December 6, 2007: The civil war has revived, with most of the rebel groups renouncing the recent peace deal, and back at war with the government. Meanwhile, the 4,500 European peacekeepers are on hold because they cannot find a way to get the needed helicopters to support them. There's also a reluctance to move into a situation that will apparently require peace making (and casualties) rather than peacekeeping. The NGO aid groups in Chad are very upset at all this, as the increased violence makes it more difficult to supply over 400,000 refugees in NGO administered camps.

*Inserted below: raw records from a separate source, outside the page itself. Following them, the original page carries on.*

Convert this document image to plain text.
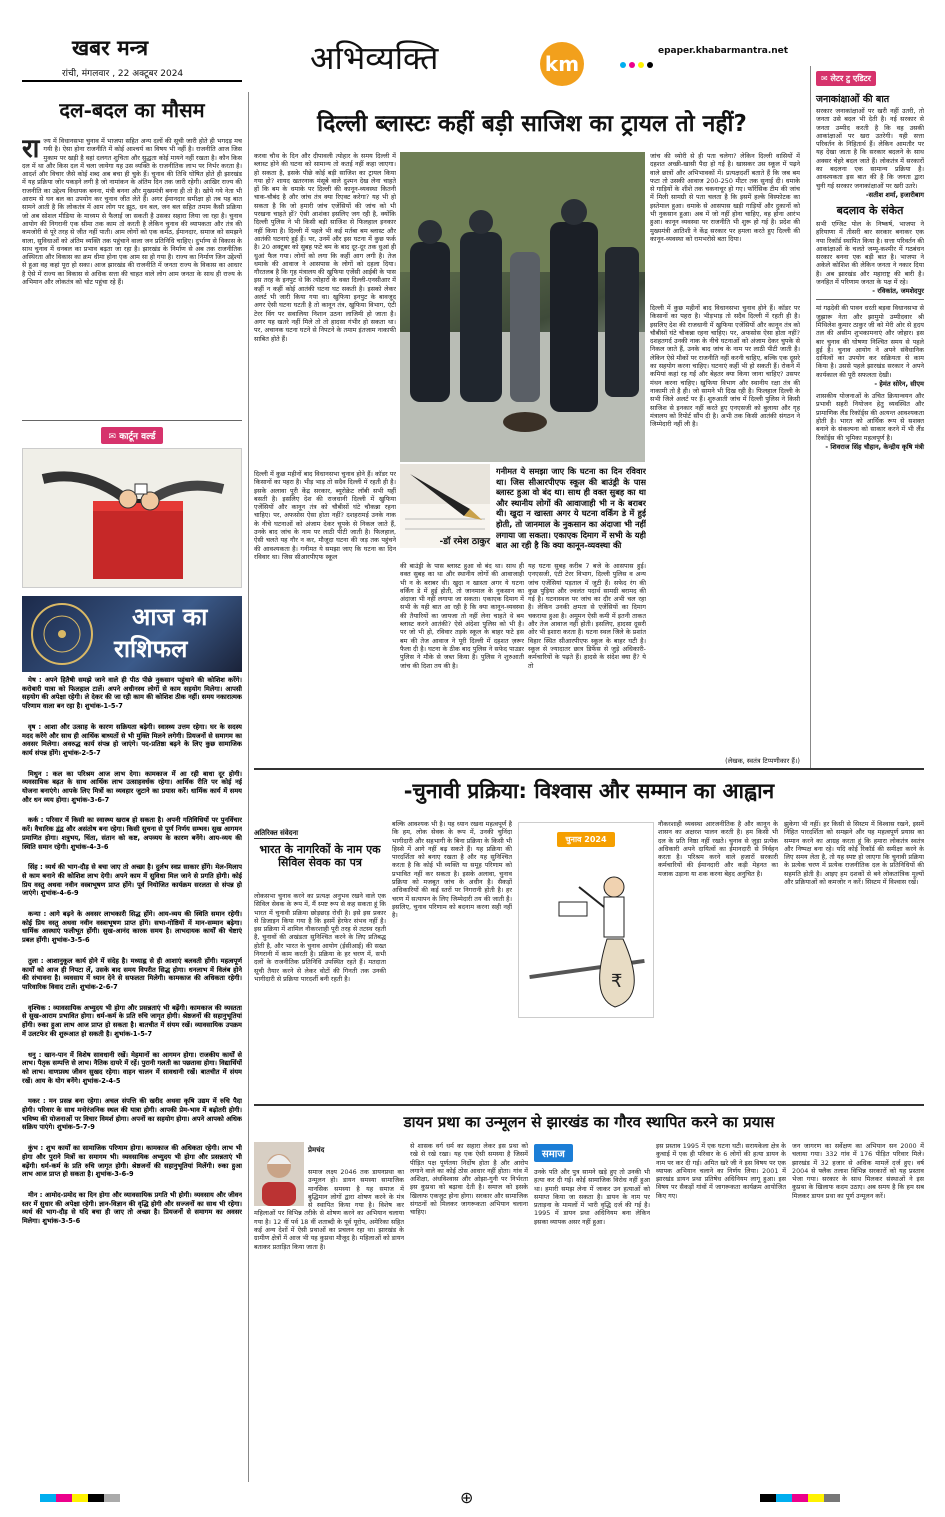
खबर मन्त्र
रांची, मंगलवार , 22 अक्टूबर 2024	अभिव्यक्ति	km
epaper.khabarmantra.net
दल-बदल का मौसम
रा ज्य में विधानसभा चुनाव में भाजपा सहित अन्य दलों की सूची जारी होते ही भगदड़ मच गयी है। ऐसा होना राजनीति में कोई आश्चर्य का विषय भी नहीं है। राजनीति आज जिस मुकाम पर खड़ी है वहां दलगत शुचिता और सुद्धता कोई मायने नहीं रखता है। कौन किस दल में था और किस दल में चला जायेगा यह उस व्यक्ति के राजनीतिक लाभ पर निर्भर करता है। आदर्श और विचार जैसे कोई शब्द अब बचा ही चुके हैं। चुनाव की तिथि घोषित होते ही झारखंड में यह प्रक्रिया जोर पकड़ने लगी है जो नामांकन के अंतिम दिन तक जारी रहेगी। आखिर राज्य की राजनीति का उद्देश्य विधायक बनना, मंत्री बनना और मुख्यमंत्री बनना ही तो है। खोये गये नेता भी आराम से घन बल का उपयोग कर चुनाव जीत लेते हैं। अगर ईमानदार समीक्षा हो तब यह बात सामने आती है कि लोकतंत्र में आम लोग पर झूठ, धन बल, जन बल सहित तमाम कैसी प्रक्रिया जो अब सोशल मीडिया के माध्यम से फैलाई जा सकती है उसका सहारा लिया जा रहा है। चुनाव आयोग की निगरानी एक सीमा तक काम तो करती है लेकिन चुनाव की व्यापकता और तंत्र की कमजोरी से पूरे तरह से जीत नहीं पाती। आम लोगों को एक कर्मठ, ईमानदार, समाज को समझने वाला, सुविधाओं को अंतिम व्यक्ति तक पहुंचाने वाला जन प्रतिनिधि चाहिए। दुर्भाग्य से विकास के साथ चुनाव में धनबल का प्रभाव बढ़ता जा रहा है। झारखंड के निर्माण से अब तक राजनीतिक अस्थिरता और विकास का क्रम धीमा होना एक आम सा हो गया है। राज्य का निर्माण जिन उद्देश्यों से हुआ वह कहां पूरा हो सका। आज झारखंड की राजनीति में जनता राज्य के विकास का आधार है ऐसे में राज्य का विकास से अधिक सत्ता की चाहत वाले लोग आम जनता के साथ ही राज्य के अभिमान और लोकतंत्र को चोट पहुंचा रहे हैं।
✉ कार्टून वर्ल्ड
आज का
राशिफल
मेष : अपने हितैषी समझे जाने वाले ही पीठ पीछे नुकसान पहुंचाने की कोशिश करेंगे। करोबारी यात्रा को फिलहाल टालें। अपने अधीनस्थ लोगों से काम सहयोग मिलेगा। आपसी सहयोग की अपेक्षा रहेगी। ले देकर की जा रही काम की कोशिश ठीक नहीं। समय नकारात्मक परिणाम वाला बन रहा है। शुभांक-1-5-7
वृष : आशा और उत्साह के कारण सक्रियता बढ़ेगी। स्वास्थ्य उत्तम रहेगा। घर के सदस्य मदद करेंगे और साथ ही आर्थिक बाध्यतों से भी मुक्ति मिलने लगेगी। प्रियजनों से समागम का अवसर मिलेगा। अवरुद्ध कार्य संपन्न हो जाएंगे। पद-प्रतिष्ठा बढ़ने के लिए कुछ सामाजिक कार्य संपन्न होंगे। शुभांक-2-5-7
मिथुन : कल का परिश्रम आज लाभ देगा। कामकाज में आ रही बाधा दूर होगी। व्यवसायिक बढ़त के साथ आर्थिक लाभ उत्साहवर्धक रहेगा। आर्थिक रीति पर कोई नई योजना बनाएंगे। आपके लिए मित्रों का व्यवहार जुटाने का प्रयास करें। धार्मिक कार्य में समय और धन व्यय होगा। शुभांक-3-6-7
कर्क : परिवार में किसी का स्वास्थ्य खराब हो सकता है। अपनी गतिविधियों पर पुनर्विचार करें। वैचारिक द्वंद्व और असंतोष बना रहेगा। किसी सुचना से पूर्ण निर्णय सम्भव। सुख आगमन प्रमाणित होगा। शत्रुभय, चिंता, संतान को कष्ट, अपव्यय के कारण बनेंगे। आय-व्यय की स्थिति समान रहेगी। शुभांक-4-3-6
सिंह : व्यर्थ की भाग-दौड़ से बचा जाए तो अच्छा है। दुर्लभ स्वप्न साकार होंगे। मेल-मिलाप से काम बनाने की कोशिश लाभ देगी। अपने काम में सुविधा मिल जाने से प्रगति होगी। कोई प्रिय वस्तु अथवा नवीन वस्त्राभूषण प्राप्त होंगे। पूर्व नियोजित कार्यक्रम सरलता से संपन्न हो जाएंगे। शुभांक-4-6-9
कन्या : आगे बढ़ने के अवसर लाभकारी सिद्ध होंगे। आय-व्यय की स्थिति समान रहेगी। कोई प्रिय वस्तु अथवा नवीन वस्त्राभूषण प्राप्त होंगे। सभा-गोष्ठियों में मान-सम्मान बढ़ेगा। धार्मिक आस्थाएं फलीभूत होंगी। सुख-आनंद कारक समय है। लाभदायक कार्यों की चेष्टाएं प्रबल होंगी। शुभांक-3-5-6
तुला : आशानुकूल कार्य होने में संदेह है। मध्याह्न से ही आशाएं बलवती होंगी। महत्वपूर्ण कार्यों को आज ही निपटा लें, उसके बाद समय विपरीत सिद्ध होगा। धनलाभ में विलंब होने की संभावना है। व्यवसाय में ध्यान देने से सफलता मिलेगी। कामकाज की अधिकता रहेगी। पारिवारिक विवाद टालें। शुभांक-2-6-7
वृश्चिक : व्यावसायिक अभ्युदय भी होगा और प्रसन्नताएं भी बढ़ेंगी। कामकाज की व्यस्तता से सुख-आराम प्रभावित होगा। धर्म-कर्म के प्रति रुचि जागृत होगी। श्रेष्ठजनों की सहानुभूतियां होंगी। रुका हुआ लाभ आज प्राप्त हो सकता है। बातचीत में संयम रखें। व्यावसायिक उपक्रम में उलटफेर की शुरूआत हो सकती है। शुभांक-1-5-7
धनु : खान-पान में विशेष सावधानी रखें। मेहमानों का आगमन होगा। राजकीय कार्यों से लाभ। पैतृक सम्पत्ति से लाभ। नैतिक दायरे में रहें। पुरानी गलती का पछतावा होगा। विद्यार्थियों को लाभ। वाणप्रस्थ जीवन सुखद रहेगा। वाहन चालन में सावधानी रखें। बातचीत में संयम रखें। आय के योग बनेंगे। शुभांक-2-4-5
मकर : मन प्रसन्न बना रहेगा। अचल संपत्ति की खरीद अथवा कृषि उद्यम में रुचि पैदा होगी। परिवार के साथ मनोरंजनिक स्थल की यात्रा होगी। आपकी प्रेम-भाव में बढ़ोतरी होगी। भविष्य की योजनाओं पर विचार विमर्श होगा। अपनों का सहयोग होगा। अपने आपको अधिक सक्रिय पाएंगे। शुभांक-5-7-9
कुंभ : शुभ कार्यों का सामाजिक परिणाम होगा। कामकाज की अधिकता रहेगी। लाभ भी होगा और पुराने मित्रों का समागम भी। व्यवसायिक अभ्युदय भी होगा और प्रसन्नताएं भी बढ़ेंगी। धर्म-कर्म के प्रति रुचि जागृत होगी। श्रेष्ठजनों की सहानुभूतियां मिलेंगी। रुका हुआ लाभ आज प्राप्त हो सकता है। शुभांक-3-6-9
मीन : आमोद-प्रमोद का दिन होगा और व्यावसायिक प्रगति भी होगी। व्यवसाय और जीवन स्तर में सुधार की अपेक्षा रहेगी। ज्ञान-विज्ञान की वृद्धि होगी और सज्जनों का साथ भी रहेगा। व्यर्थ की भाग-दौड़ से यदि बचा ही जाए तो अच्छा है। प्रियजनों से समागम का अवसर मिलेगा। शुभांक-3-5-6
दिल्ली ब्लास्टः कहीं बड़ी साजिश का ट्रायल तो नहीं?
करवा चौथ के दिन और दीपावली त्योहार के समय दिल्ली में ब्लास्ट होने की घटना को सामान्य तो कतई नहीं कहा जाएगा। हो सकता है, इसके पीछे कोई बड़ी साजिश का ट्रायल किया गया हो? शायद खतरनाक मंसूबे वाले दुश्मन देख लेना चाहते हों कि बम के धमाके पर दिल्ली की कानून-व्यवस्था कितनी चाक-चौबंद है और जांच तंत्र क्या रिएक्ट करेगा? यह भी हो सकता है कि जो हमारी जांच एजेंसियों की जांच को भी परखना चाहते हों? ऐसी आशंका इसलिए जग रही है, क्योंकि दिल्ली पुलिस ने भी किसी बड़ी साजिश से फिलहाल इनकार नहीं किया है। दिल्ली में पहले भी कई मर्तबा बम ब्लास्ट और आतंकी घटनाएं हुई हैं। पर, उनमें और इस घटना में कुछ फर्क है। 20 अक्टूबर को सुबह फटे बम के बाद दूर-दूर तक धुआं ही धुआं फैल गया। लोगों को लगा कि कहीं आग लगी है। तेज धमाके की आवाज ने आसपास के लोगों को दहला दिया। गौरतलब है कि गृह मंत्रालय की खुफिया एजेंसी आईबी के पास इस तरह के इनपुट थे कि त्योहारों के वक्त दिल्ली-एनसीआर में कहीं न कहीं कोई आतंकी घटना घट सकती है। इसको लेकर अलर्ट भी जारी किया गया था। खुफिया इनपुट के बावजूद अगर ऐसी घटना घटती है तो कानून तंत्र, खुफिया विभाग, एंटी टेरर विंग पर सवालिया निशान उठना लाजिमी हो जाता है। अगर यह खतरे नहीं मिले तो तो हादसा गंभीर हो सकता था। पर, अचानक घटना घटने से निपटने के तमाम इंतजाम नाकाफी साबित होते हैं।
जांच की थ्योरी से ही पता चलेगा? लेकिन दिल्ली वासियों में दहशत अच्छी-खासी पैदा हो गई है। खासकर उस स्कूल में पढ़ने वाले छात्रों और अभिभावकों में। प्रत्यक्षदर्शी बताते हैं कि जब बम फटा तो उसकी आवाज 200-250 मीटर तक सुनाई दी। धमाके से गाड़ियों के शीशे तक चकनाचूर हो गए। फॉरेंसिक टीम की जांच में मिली सामग्री से पता चलता है कि इसमें हल्के विस्फोटक का इस्तेमाल हुआ। धमाके से आसपास खड़ी गाड़ियों और दुकानों को भी नुकसान हुआ। अब में जो नहीं होना चाहिए, वह होना आरंभ हुआ। कानून व्यवस्था पर राजनीति भी शुरू हो गई है। प्रदेश की मुख्यमंत्री आतिशी ने केंद्र सरकार पर हमला करते हुए दिल्ली की कानून-व्यवस्था को रामभरोसे बता दिया।
-डॉ रमेश ठाकुर
गनीमत ये समझा जाए कि घटना का दिन रविवार था। जिस सीआरपीएफ स्कूल की बाउंड्री के पास ब्लास्ट हुआ वो बंद था। साथ ही वक्त सुबह का था और स्थानीय लोगों की आवाजाही भी न के बराबर थी। खुदा न खास्ता अगर ये घटना वर्किंग डे में हुई होती, तो जानमाल के नुकसान का अंदाजा भी नहीं लगाया जा सकता। एकाएक दिमाग में सभी के यही बात आ रही है कि क्या कानून-व्यवस्था की
दिल्ली में कुछ महीनों बाद विधानसभा चुनाव होने हैं। कॉडर पर किसानों का पहरा है। भीड़ भाड़ तो सदैव दिल्ली में रहती ही है। इसके अलावा पूरी केंद्र सरकार, ब्यूरोक्रेट लॉबी सभी यहीं बसती है। इसलिए देश की राजधानी दिल्ली में खुफिया एजेंसियों और कानून तंत्र को चौबीसों घंटे चौकन्ना रहना चाहिए। पर, अफसोस ऐसा होता नहीं? दशहरामई उनके नाक के नीचे घटनाओं को अंजाम देकर चूपके से निकल जाते हैं, उनके बाद जांच के नाम पर लाठी पीटी जाती है। फिलहाल, ऐसी चलते यह गौर न कर, मौजूदा घटना की जड़ तक पहुंचने की आवश्यकता है। गनीमत ये समझा जाए कि घटना का दिन रविवार था। जिस सीआरपीएफ स्कूल
की बाउंड्री के पास ब्लास्ट हुआ वो बंद था। साथ ही वक्त सुबह का था और स्थानीय लोगों की आवाजाही भी न के बराबर थी। खुदा न खास्ता अगर ये घटना वर्किंग डे में हुई होती, तो जानमाल के नुकसान का अंदाजा भी नहीं लगाया जा सकता। एकाएक दिमाग में सभी के यही बात आ रही है कि क्या कानून-व्यवस्था की तैयारियों का जायजा तो नहीं लेना चाहते थे बम ब्लास्ट करने आतंकी? ऐसे अंदेशा पुलिस को भी है। पर जो भी हो, रविवार तड़के स्कूल के बाहर फटे इस बम की तेज आवाज ने पूरी दिल्ली में दहशत ज़रूर फैला दी है। घटना के ठीक बाद पुलिस ने सफेद पाउडर पुलिस ने मौके से जब्त किया है। पुलिस ने शुरुआती जांच की दिशा तय की है।
यह घटना सुबह करीब 7 बजे के आसपास हुई। एनएसजी, एंटी टेरर विभाग, दिल्ली पुलिस व अन्य जांच एजेंसियां पड़ताल में जुटी हैं। सफेद रंग की कुछ पुड़िया और ज्वलंत पदार्थ सामग्री बरामद की गई है। घटनास्थल पर जांच का दौर अभी चल रहा है। लेकिन उनकी क्षमता से एजेंसियों का दिमाग चकराया हुआ है। अमूमन ऐसी कमी में इतनी ताकत और तेज आवाज नहीं होती। इसलिए, हादसा दूसरी ओर भी इशारा करता है। घटना स्थल जिले के प्रशांत विहार स्थित सीआरपीएफ स्कूल के बाहर घटी है। स्कूल से ज्यादातर छात्र डिफेंस से जुड़े अधिकारी-कर्मचारियों के पढ़ते हैं। हादसे के संदेश क्या हैं? ये तो
दिल्ली में कुछ महीनों बाद विधानसभा चुनाव होने हैं। कॉडर पर किसानों का पहरा है। भीड़भाड़ तो सदैव दिल्ली में रहती ही है। इसलिए देश की राजधानी में खुफिया एजेंसियों और कानून तंत्र को चौबीसों घंटे चौकन्ना रहना चाहिए। पर, अफसोस ऐसा होता नहीं? दशहतगर्द उनकी नाक के नीचे घटनाओं को अंजाम देकर चुपके से निकल जाते हैं, उनके बाद जांच के नाम पर लाठी पीटी जाती है। लेकिन ऐसे मौकों पर राजनीति नहीं करनी चाहिए, बल्कि एक दूसरे का सहयोग करना चाहिए। घटनाएं कहीं भी हो सकती हैं। रोकने में कमियां कहां रह गईं और बेहतर क्या किया जाना चाहिए? उसपर मंथन करना चाहिए। खुफिया विभाग और स्थानीय रक्षा तंत्र की नाकामी तो है ही। जो सामने भी दिख रही है। फिलहाल दिल्ली के सभी जिले अलर्ट पर हैं। शुरुआती जांच में दिल्ली पुलिस ने किसी साजिश से इनकार नहीं करते हुए एनएसजी को बुलाया और गृह मंत्रालय को रिपोर्ट सौंप दी है। अभी तक किसी आतंकी संगठन ने जिम्मेदारी नहीं ली है।
(लेखक, स्वतंत्र टिप्पणीकार हैं।)
✉ लेटर टु एडिटर
जनाकांक्षाओं की बात
सरकार जनाकांक्षाओं पर खरी नहीं उतरी, तो जनता उसे बदल भी देती है। नई सरकार से जनता उम्मीद करती है कि वह उसकी आकांक्षाओं पर खरा उतरेगी। यही सत्ता परिवर्तन के निहितार्थ हैं। लेकिन आमतौर पर यह देखा जाता है कि सरकार बदलने के साथ अक्सर चेहरे बदल जाते हैं। लोकतंत्र में सरकारों का बदलना एक सामान्य प्रक्रिया है। आवश्यकता इस बात की है कि जनता द्वारा चुनी गई सरकार जनाकांक्षाओं पर खरी उतरे।
-सतीश शर्मा, हजारीबाग
बदलाव के संकेत
सभी एग्जिट पोल के निष्कर्ष, भाजपा ने हरियाणा में तीसरी बार सरकार बनाकर एक नया रिकॉर्ड स्थापित किया है। सत्ता परिवर्तन की आकांक्षाओं के चलते जम्मू-कश्मीर में गठबंधन सरकार बनना एक बड़ी बात है। भाजपा ने अकेले कोशिश की लेकिन जनता ने नकार दिया है। अब झारखंड और महाराष्ट्र की बारी है। जनहित में परिणाम जनता के पक्ष में रहे।
- रविकांत, जमशेदपुर
मां गढ़देवी की पावन धरती बड़वा विधानसभा से जुझारू नेता और झामुमो उम्मीदवार श्री मिथिलेश कुमार ठाकुर जी को मेरी ओर से हृदय तल की असीम शुभकामनाएं और जोहार। इस बार चुनाव की घोषणा निश्चित समय से पहले हुई है। चुनाव आयोग ने अपने संवैधानिक दायित्वों का उपयोग कर सक्रियता से काम किया है। उससे पहले झारखंड सरकार ने अपने कार्यकाल की पूरी सफलता देखी।
- हेमंत सोरेन, सीएम
शासकीय योजनाओं के उचित क्रियान्वयन और प्रभावी सहरी नियोजन हेतु व्यवस्थित और प्रामाणिक लैंड रिकॉर्ड्स की अत्यन्त आवश्यकता होती है। भारत को आर्थिक रूप से सशक्त बनाने के संकल्पना को साकार करने में भी लैंड रिकॉर्ड्स की भूमिका महत्वपूर्ण है।
- शिवराज सिंह चौहान, केन्द्रीय कृषि मंत्री
-चुनावी प्रक्रिया: विश्वास और सम्मान का आह्वान
अतिरिक्त संवेदना
भारत के नागरिकों के नाम एक सिविल सेवक का पत्र
लोकसभा चुनाव करने का प्रत्यक्ष अनुभव रखने वाले एक सिविल सेवक के रूप में, मैं स्पष्ट रूप से कह सकता हूं कि भारत में चुनावी प्रक्रिया छोड़छाड़ रोधी है। इसे इस प्रकार से डिजाइन किया गया है कि इसमें हेरफेर संभव नहीं है। इस प्रक्रिया में शामिल नौकरशाही पूरी तरह से तटस्थ रहती है, चुनावों की अखंडता सुनिश्चित करने के लिए प्रतिबद्ध होती है, और भारत के चुनाव आयोग (ईसीआई) की सख्त निगरानी में काम करती है। प्रक्रिया के हर चरण में, सभी दलों के राजनीतिक प्रतिनिधि उपस्थित रहते हैं। मतदाता सूची तैयार करने से लेकर वोटों की गिनती तक उनकी भागीदारी से प्रक्रिया पारदर्शी बनी रहती है।
बल्कि आवश्यक भी है। यह ध्यान रखना महत्वपूर्ण है कि हम, लोक सेवक के रूप में, उनकी चुनिंदा भागीदारी और सहभागी के बिना प्रक्रिया के किसी भी हिस्से में आगे नहीं बढ़ सकते हैं। यह प्रक्रिया की पारदर्शिता को बनाए रखता है और यह सुनिश्चित करता है कि कोई भी व्यक्ति या समूह परिणाम को प्रभावित नहीं कर सकता है। इसके अलावा, चुनाव प्रक्रिया को मजबूत जांच के अधीन है। सैकड़ों अधिकारियों की कई स्तरों पर निगरानी होती है। हर चरण में सत्यापन के लिए जिम्मेदारी तय की जाती है। इसलिए, चुनाव परिणाम को बदनाम करना सही नहीं है।
चुनाव 2024
₹
नौकरशाही व्यवस्था आरजनीतिक है और कानून के शासन का अक्षरश पालन करती है। हम किसी भी दल के प्रति निष्ठा नहीं रखते। चुनाव से जुड़ा प्रत्येक अधिकारी अपने दायित्वों का ईमानदारी से निर्वहन करता है। परिश्रम करने वाले हजारों सरकारी कर्मचारियों की ईमानदारी और कड़ी मेहनत का मजाक उड़ाना या शक करना बेहद अनुचित है।
झुकेगा भी नहीं। हर किसी से सिस्टम में विश्वास रखने, इसमें निहित पारदर्शिता को समझने और यह महत्वपूर्ण प्रयास का सम्मान करने का आग्रह करता हूं कि हमारा लोकतंत्र स्वतंत्र और निष्पक्ष बना रहे। यदि कोई रिकॉर्ड की समीक्षा करने के लिए समय लेता है, तो यह स्पष्ट हो जाएगा कि चुनावी प्रक्रिया के प्रत्येक चरण में प्रत्येक राजनीतिक दल के प्रतिनिधियों की सहमति होती है। आइए हम दशकों से बने लोकतांत्रिक मूल्यों और प्रक्रियाओं को कमजोर न करें। सिस्टम में विश्वास रखें।
डायन प्रथा का उन्मूलन से झारखंड का गौरव स्थापित करने का प्रयास
प्रेमचंद
समाज लक्ष्य 2046 तक डायनप्रथा का उन्मूलन हो। डायन समस्या सामाजिक मानसिक समस्या है यह समाज में बुद्धिमान लोगों द्वारा शोषण करने के मंत्र से स्थापित किया गया है। विशेष कर महिलाओं पर विभिन्न तरीके से शोषण करने का अभियान चलाया गया है। 12 वीं पर्व 18 वीं शताब्दी के पूर्व यूरोप, अमेरिका सहित कई अन्य देशों में ऐसी प्रथाओं का प्रचलन रहा था। झारखंड के ग्रामीण क्षेत्रों में आज भी यह कुप्रथा मौजूद है। महिलाओं को डायन बताकर प्रताड़ित किया जाता है।
से शासक वर्ग धर्म का सहारा लेकर इस प्रथा को रखे से रखे रखा। यह एक ऐसी समस्या है जिसमें पीड़ित पक्ष पूर्णतया निर्दोष होता है और आरोप लगाने वाले का कोई ठोस आधार नहीं होता। गांव में अशिक्षा, अंधविश्वास और ओझा-गुनी पर निर्भरता इस कुप्रथा को बढ़ावा देती है। समाज को इसके खिलाफ एकजुट होना होगा। सरकार और सामाजिक संगठनों को मिलकर जागरूकता अभियान चलाना चाहिए।
समाज
उनके पति और पुत्र सामने खड़े हुए तो उनकी भी हत्या कर दी गई। कोई सामाजिक विरोध नहीं हुआ था। हमारी समझ लेना में जाकर उन हत्याओं को समाप्त किया जा सकता है। डायन के नाम पर प्रताड़ना के मामलों में भारी वृद्धि दर्ज की गई है। 1995 में डायन प्रथा अधिनियम बना लेकिन इसका व्यापक असर नहीं हुआ।
इस प्रस्ताव 1995 में एक घटना घटी। सरायकेला क्षेत्र के कुचाई में एक ही परिवार के 6 लोगों की हत्या डायन के नाम पर कर दी गई। अमित खरे जी ने इस विषय पर एक व्यापक अभियान चलाने का निर्णय लिया। 2001 में झारखंड डायन प्रथा प्रतिषेध अधिनियम लागू हुआ। इस विषय पर सैकड़ों गांवों में जागरूकता कार्यक्रम आयोजित किए गए।
जन जागरण का सर्वेक्षण का अभियान सन 2000 में चलाया गया। 332 गांव में 176 पीड़ित परिवार मिले। झारखंड में 32 हजार से अधिक मामलें दर्ज हुए। वर्ष 2004 से फ्लैक तलाश विभिन्न सरकारों को यह प्रस्ताव भेजा गया। सरकार के साथ मिलकर संस्थाओं ने इस कुप्रथा के खिलाफ कदम उठाए। अब समय है कि हम सब मिलकर डायन प्रथा का पूर्ण उन्मूलन करें।
⊕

Rebels have clashed with the army at least four times in the last week. Hundreds have died, most of them rebels. The army has a major advantage in the form of several French warplanes. Chad also has some armed helicopters. The French air attacks have angered the rebels to the point where the rebels have openly "declared war" on France and threatened to target French soldiers if the French led peacekeeping force ever shows up. The rebels are upset because the peace deal calls for many of them to turn in their weapons. Eastern Chad is a rough neighborhood, the government is not trusted, and no one wants to be unarmed.

There are already about 1,100 French troops in Chad. Like most former French colonies in Africa, France offers military assistance to any government that seems to have control over most of the country. France may have to go it alone, and send in more of its own troops. The other peacekeeper nations are less attached to Chad, and reluctant to send their soldiers into what is turning into a very violent part of the world.